A comunidade torna-se, assim, um verdadeiro microcosmo dinâmico e aberto, sensível ao diálogo e à interação com o entorno, as instituições, a cultura, com a finalidade de realizar, de forma sempre mais convergente, uma educação integral. A missão educativa salesiana atua na pluralidade dos ambientes, na ótica do Sistema Preventivo, conjugando perspectivas pedagógicas estreitamente integradas: culturais, evangelizadoras, sociais, comunicativas.
Sistema Preventivo
O Sistema Preventivo Salesiano promove uma educação que valoriza o ambiente educativo e as relações como perspectivas que contribuem para a formação da pessoa e da sua identidade de valores. Seu horizonte tem em vista a possibilidade de favorecer ao jovem a experiência do verdadeiro significado de uma fraternidade universal, como nos afirma o Papa Francisco em sua encíclica Fratelli tutti (FT9).
Não é possível ser um cidadão atualmente sem se preocupar efetivamente com o cuidado da Casa Comum e no tipo de mundo que deixaremos para as próximas gerações.

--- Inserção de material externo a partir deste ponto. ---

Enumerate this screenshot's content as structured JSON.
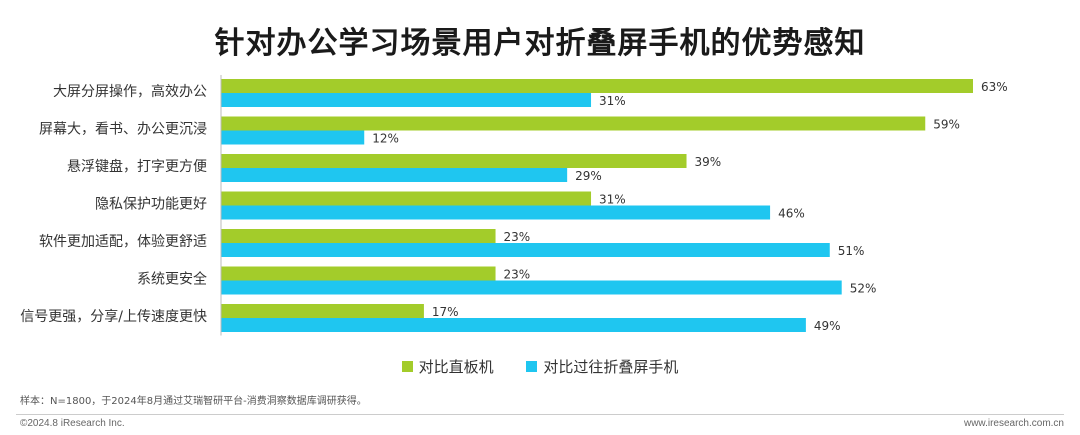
{
  "title": "针对办公学习场景用户对折叠屏手机的优势感知",
  "chart_data": {
    "type": "bar",
    "orientation": "horizontal",
    "categories": [
      "大屏分屏操作，高效办公",
      "屏幕大，看书、办公更沉浸",
      "悬浮键盘，打字更方便",
      "隐私保护功能更好",
      "软件更加适配，体验更舒适",
      "系统更安全",
      "信号更强，分享/上传速度更快"
    ],
    "series": [
      {
        "name": "对比直板机",
        "color": "#a3cc2a",
        "values": [
          63,
          59,
          39,
          31,
          23,
          23,
          17
        ]
      },
      {
        "name": "对比过往折叠屏手机",
        "color": "#1fc6f0",
        "values": [
          31,
          12,
          29,
          46,
          51,
          52,
          49
        ]
      }
    ],
    "value_suffix": "%",
    "xlim": [
      0,
      63
    ],
    "legend_position": "bottom",
    "grid": false
  },
  "note": "样本：N=1800，于2024年8月通过艾瑞智研平台-消费洞察数据库调研获得。",
  "copyright": "©2024.8 iResearch Inc.",
  "website": "www.iresearch.com.cn"
}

É uma questão de justiça intergeracional (LS159) e de consciência socioambiental. Para responder a tais mudanças, é necessário “encontrar a convergência global para uma educação que seja portadora de uma aliança entre todos os componentes que envolvem a pessoa: entre o estudo e a vida, entre gerações, entre professores, alunos, famílias e a sociedade civil com suas expressões intelectuais, científicas, artísticas, esportivas, políticas, econômicas e solidárias” (Mensagem para o Lançamento do Pacto Educativo Global).
A promoção de uma cultura do cuidado e do encontro nutre um modelo de educação capaz de escuta paciente, diálogo construtivo e mútua compreensão. Faz com que o nosso coração salesiano pulse de otimismo pedagógico e pastoral, sonhando com uma verdadeira civilização do amor. À luz do Pacto Educativo Global, somos chamados a realizar uma mudança radical de paradigma. De fato, o Santo Padre frequentemente nos tem repetido que precisamos ter a audácia de “uma corajosa revolução cultural” (LS 114).
Caminhemos na alegria da esperança, na certeza de que educar é possibilitar ao jovem a oportunidade de se descobrir como agente de transformação de sua própria vida, da dos outros e com os outros, pois o bem contagia o bem.
Ir. Celene Couto Rodrigues, FMA, é mestranda em Educação pela Universidade Metodista de São Paulo, graduada em Geografia pela Universidade Gama Filho no Rio de Janeiro, animadora Laudato Si credenciada pelo Movimento Católico Global pelo Clima. Atualmente é coordenadora de Pastoral da Obra Social Recanto da Cruz Grande em Itapevi, SP, e Green Líder da Don Bosco Green Alliance no Brasil.